Pero la expedición militar más meticulosamente preparada para internarse en el corazón de la España realista es la paradójicamente denominada Expedición Real, porque, aunque no la dirige, eso lo hace el infante don Sebastián de Borbón y Braganza y el jefe del Estado Mayor, general Moreno, la manda el infante don Carlos que se hace ya llamar Carlos V. El 15 de mayo de 1837 la expedición sale de Estella y se dirige a Huesca, luego se interna en Cataluña y se dirige al sur cruzando el Ebro. Yendo aún más al sur, Valencia queda al alcance de los absolutistas, pero en lugar de tratar de tomarla emprende el camino de Madrid.
En la Capital comienza a extenderse el temor ante la llegada de los absolutistas. No les falta razón para tenerlo. De manera independiente a la Expedición Real, a mediados de julio, un grupo carlista mandado por Juan Antonio Zariategui había salido del norte, había cruzado media España, y tras dejar atrás Segovia y dar el salto a la sierra de Navacerrada se había plantado a las puertas de Madrid. Pero Zariategui ignoraba que las fuerzas de don Carlos estuvieran tan próximas a las suyas propias y a Madrid; y el peligro que se cernió sobre la Capital, que pudo haber puesto en grave aprieto a los defensores de Madrid, se desvaneció al volver sobre sus pasos Zariategui, que solo no contemplaba la conquista de la capital.

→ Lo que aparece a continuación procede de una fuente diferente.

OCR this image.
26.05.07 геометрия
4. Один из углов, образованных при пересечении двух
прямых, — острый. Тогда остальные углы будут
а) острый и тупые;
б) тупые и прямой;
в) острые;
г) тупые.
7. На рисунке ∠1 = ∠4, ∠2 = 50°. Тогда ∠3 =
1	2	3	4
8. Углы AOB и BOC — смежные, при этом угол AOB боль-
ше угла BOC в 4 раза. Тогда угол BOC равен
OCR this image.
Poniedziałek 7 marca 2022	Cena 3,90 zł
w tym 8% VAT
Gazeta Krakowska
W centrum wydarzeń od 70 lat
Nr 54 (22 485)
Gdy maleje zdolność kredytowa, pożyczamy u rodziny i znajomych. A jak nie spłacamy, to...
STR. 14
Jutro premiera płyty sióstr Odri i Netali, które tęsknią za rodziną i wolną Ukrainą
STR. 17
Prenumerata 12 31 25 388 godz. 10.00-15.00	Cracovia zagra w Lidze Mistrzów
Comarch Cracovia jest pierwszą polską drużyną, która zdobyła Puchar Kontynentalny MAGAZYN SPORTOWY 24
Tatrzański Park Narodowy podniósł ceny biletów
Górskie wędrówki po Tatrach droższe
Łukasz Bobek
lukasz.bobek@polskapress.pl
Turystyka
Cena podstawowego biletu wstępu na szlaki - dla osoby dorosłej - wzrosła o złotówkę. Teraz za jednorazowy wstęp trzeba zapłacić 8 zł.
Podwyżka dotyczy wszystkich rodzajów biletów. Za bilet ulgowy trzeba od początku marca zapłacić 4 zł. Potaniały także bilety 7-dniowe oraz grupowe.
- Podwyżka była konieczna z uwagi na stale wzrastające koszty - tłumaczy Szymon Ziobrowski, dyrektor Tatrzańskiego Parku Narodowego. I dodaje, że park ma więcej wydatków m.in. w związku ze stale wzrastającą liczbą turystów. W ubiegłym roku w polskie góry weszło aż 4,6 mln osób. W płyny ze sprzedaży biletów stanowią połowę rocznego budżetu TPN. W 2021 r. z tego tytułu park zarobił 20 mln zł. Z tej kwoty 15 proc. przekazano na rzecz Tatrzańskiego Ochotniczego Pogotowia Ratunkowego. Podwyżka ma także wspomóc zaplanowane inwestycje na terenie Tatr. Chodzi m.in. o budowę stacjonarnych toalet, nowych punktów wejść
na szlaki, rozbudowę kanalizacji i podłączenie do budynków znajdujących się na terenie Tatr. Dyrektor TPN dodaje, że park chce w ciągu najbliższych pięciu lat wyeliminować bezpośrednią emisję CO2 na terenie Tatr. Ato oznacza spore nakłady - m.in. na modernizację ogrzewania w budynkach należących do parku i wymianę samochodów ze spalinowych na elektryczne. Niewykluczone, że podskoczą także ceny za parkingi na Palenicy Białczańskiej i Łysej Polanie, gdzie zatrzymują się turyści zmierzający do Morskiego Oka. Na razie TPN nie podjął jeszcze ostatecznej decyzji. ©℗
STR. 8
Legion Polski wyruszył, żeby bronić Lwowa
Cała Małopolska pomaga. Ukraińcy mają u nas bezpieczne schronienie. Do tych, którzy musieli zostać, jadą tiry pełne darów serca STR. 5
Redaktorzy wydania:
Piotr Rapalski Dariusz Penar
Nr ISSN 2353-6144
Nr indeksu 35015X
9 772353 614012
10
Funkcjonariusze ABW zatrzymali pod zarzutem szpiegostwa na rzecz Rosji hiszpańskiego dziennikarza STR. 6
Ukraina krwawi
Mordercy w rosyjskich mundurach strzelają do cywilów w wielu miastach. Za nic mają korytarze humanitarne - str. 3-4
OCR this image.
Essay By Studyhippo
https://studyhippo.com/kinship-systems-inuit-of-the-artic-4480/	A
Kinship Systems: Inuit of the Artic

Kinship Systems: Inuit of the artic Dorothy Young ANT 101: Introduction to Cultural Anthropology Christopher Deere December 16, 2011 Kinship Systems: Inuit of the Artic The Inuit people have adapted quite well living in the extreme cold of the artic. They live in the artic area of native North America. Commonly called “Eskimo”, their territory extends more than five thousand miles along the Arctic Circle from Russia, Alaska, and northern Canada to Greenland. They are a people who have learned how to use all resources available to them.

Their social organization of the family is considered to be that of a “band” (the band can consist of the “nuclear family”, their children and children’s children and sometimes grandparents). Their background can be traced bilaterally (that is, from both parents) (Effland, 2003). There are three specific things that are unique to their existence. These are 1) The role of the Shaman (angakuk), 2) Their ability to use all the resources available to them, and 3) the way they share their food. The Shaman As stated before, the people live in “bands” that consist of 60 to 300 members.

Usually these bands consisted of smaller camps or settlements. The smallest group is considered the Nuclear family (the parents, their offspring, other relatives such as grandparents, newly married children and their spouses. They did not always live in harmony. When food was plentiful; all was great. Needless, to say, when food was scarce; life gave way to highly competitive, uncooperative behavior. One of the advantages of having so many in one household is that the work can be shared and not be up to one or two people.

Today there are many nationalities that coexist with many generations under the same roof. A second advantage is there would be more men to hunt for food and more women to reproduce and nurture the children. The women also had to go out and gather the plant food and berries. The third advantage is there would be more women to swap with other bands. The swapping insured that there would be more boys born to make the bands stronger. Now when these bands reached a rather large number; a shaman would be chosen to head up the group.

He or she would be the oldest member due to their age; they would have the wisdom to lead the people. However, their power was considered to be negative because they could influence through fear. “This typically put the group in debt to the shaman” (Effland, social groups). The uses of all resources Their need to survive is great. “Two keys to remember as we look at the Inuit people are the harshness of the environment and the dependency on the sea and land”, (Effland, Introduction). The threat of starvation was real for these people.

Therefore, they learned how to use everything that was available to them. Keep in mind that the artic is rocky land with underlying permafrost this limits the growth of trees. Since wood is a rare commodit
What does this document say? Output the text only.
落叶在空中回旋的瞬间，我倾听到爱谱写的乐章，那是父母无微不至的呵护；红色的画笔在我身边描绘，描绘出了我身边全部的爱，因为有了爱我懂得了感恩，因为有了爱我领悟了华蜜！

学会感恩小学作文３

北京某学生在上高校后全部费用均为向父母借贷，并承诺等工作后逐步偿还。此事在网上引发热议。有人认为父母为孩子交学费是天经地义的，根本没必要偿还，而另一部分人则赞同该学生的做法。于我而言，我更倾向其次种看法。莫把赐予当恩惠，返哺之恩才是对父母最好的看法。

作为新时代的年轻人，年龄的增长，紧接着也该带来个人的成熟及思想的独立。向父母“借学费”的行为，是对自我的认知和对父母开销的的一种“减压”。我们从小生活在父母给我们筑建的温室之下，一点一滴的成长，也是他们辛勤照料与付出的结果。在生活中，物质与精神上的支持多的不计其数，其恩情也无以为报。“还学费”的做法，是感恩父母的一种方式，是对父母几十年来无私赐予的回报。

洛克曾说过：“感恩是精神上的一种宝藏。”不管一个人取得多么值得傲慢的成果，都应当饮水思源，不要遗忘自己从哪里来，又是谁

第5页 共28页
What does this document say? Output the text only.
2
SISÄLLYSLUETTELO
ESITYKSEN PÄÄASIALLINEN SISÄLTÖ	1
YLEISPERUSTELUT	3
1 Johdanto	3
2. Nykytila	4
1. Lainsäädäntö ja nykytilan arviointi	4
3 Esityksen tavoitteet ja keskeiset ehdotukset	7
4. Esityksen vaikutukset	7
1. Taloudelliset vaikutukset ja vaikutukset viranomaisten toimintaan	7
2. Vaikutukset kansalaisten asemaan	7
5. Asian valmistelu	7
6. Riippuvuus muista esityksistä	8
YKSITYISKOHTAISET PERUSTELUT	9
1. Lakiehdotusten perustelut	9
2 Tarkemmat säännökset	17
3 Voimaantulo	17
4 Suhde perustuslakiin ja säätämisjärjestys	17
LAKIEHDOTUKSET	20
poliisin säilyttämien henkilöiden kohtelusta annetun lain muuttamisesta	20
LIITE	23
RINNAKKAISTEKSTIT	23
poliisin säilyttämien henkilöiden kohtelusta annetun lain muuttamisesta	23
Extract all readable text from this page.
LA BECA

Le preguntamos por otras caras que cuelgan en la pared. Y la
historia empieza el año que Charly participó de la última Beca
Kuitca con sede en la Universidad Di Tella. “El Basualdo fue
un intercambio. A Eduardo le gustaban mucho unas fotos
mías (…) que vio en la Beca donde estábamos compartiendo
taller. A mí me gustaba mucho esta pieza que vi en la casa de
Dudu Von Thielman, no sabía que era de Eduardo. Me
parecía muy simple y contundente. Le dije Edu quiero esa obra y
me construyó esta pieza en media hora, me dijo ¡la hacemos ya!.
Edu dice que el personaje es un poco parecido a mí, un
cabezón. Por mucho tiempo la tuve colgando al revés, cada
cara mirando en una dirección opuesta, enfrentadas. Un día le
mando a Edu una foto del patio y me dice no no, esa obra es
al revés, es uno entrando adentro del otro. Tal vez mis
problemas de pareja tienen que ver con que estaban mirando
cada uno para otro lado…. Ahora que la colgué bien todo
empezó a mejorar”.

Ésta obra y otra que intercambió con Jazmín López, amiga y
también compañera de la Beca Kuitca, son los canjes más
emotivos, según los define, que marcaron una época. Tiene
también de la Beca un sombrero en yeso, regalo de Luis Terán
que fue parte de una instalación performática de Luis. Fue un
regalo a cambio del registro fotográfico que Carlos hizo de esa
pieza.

Sin embargo, el grueso de las fuerzas absolutistas, la expedición Real, sí estaba dispuesta a ello. De momento la llegada de Espartero a Madrid dio algo de tranquilidad. Reorganizado el gobierno puesto en sus manos por la reina regente María Cristina, Espartero sale de Madrid en busca del Pretendiente. Cuando, en Cuenca, conoce que la expedición Real está en Tarancón y avanza sobre Madrid sale en su persecución. Pero la ventaja es suficiente. El 12 de septiembre las tropas carlistas entran en Arganda. Unos escuadrones a las órdenes de Cabrera, que se había unido a la expedición cuando esta cruzó el Ebro, toman Vallecas. Ahora sí, la situación de Madrid es crítica. El capitán general de Madrid, don Antonio Quiroga, poca resistencia puede oponer, sus fuerzas son muy escasas. Allí en lo alto, en el camino de Vallecas, la Expedición Real está formada, su vista puesta en Madrid. Unos lanceros de Cabrera se lanzan al ataque y ponen en fuga a los cristinos; pero aquello no es más que un aviso de lo que el Tigre del Maestrazgo desea hacer. Cabrera está deseoso por lanzarse al asalto, pero la orden no llega. Pasa el tiempo. Madrid contiene el aliento. Cabrera, impaciente, espera la señal de ataque. De pronto, avanzada la tarde, la imponente vanguardia de la Expedición Real da media vuelta y se retira. Cabrera resopla, está indignado, pero obedece. Cuando Espartero llega a Madrid el Pretendiente y su ejército ya no esta allí. Espartero en lugar de permanecer en Madríd prosigue la persecución. Y al fin lo alcanza. En Aranzueque, junto al río Tajuña, Espartero cañonea a la Expedición Real, que a estas alturas es un grupo de soldados en desbandada. Cabrera, con los suyos, ante el cariz que toman los hechos, retorna al Maestrazgo. El resto de la expedición, como puede regresa a sus bases del norte.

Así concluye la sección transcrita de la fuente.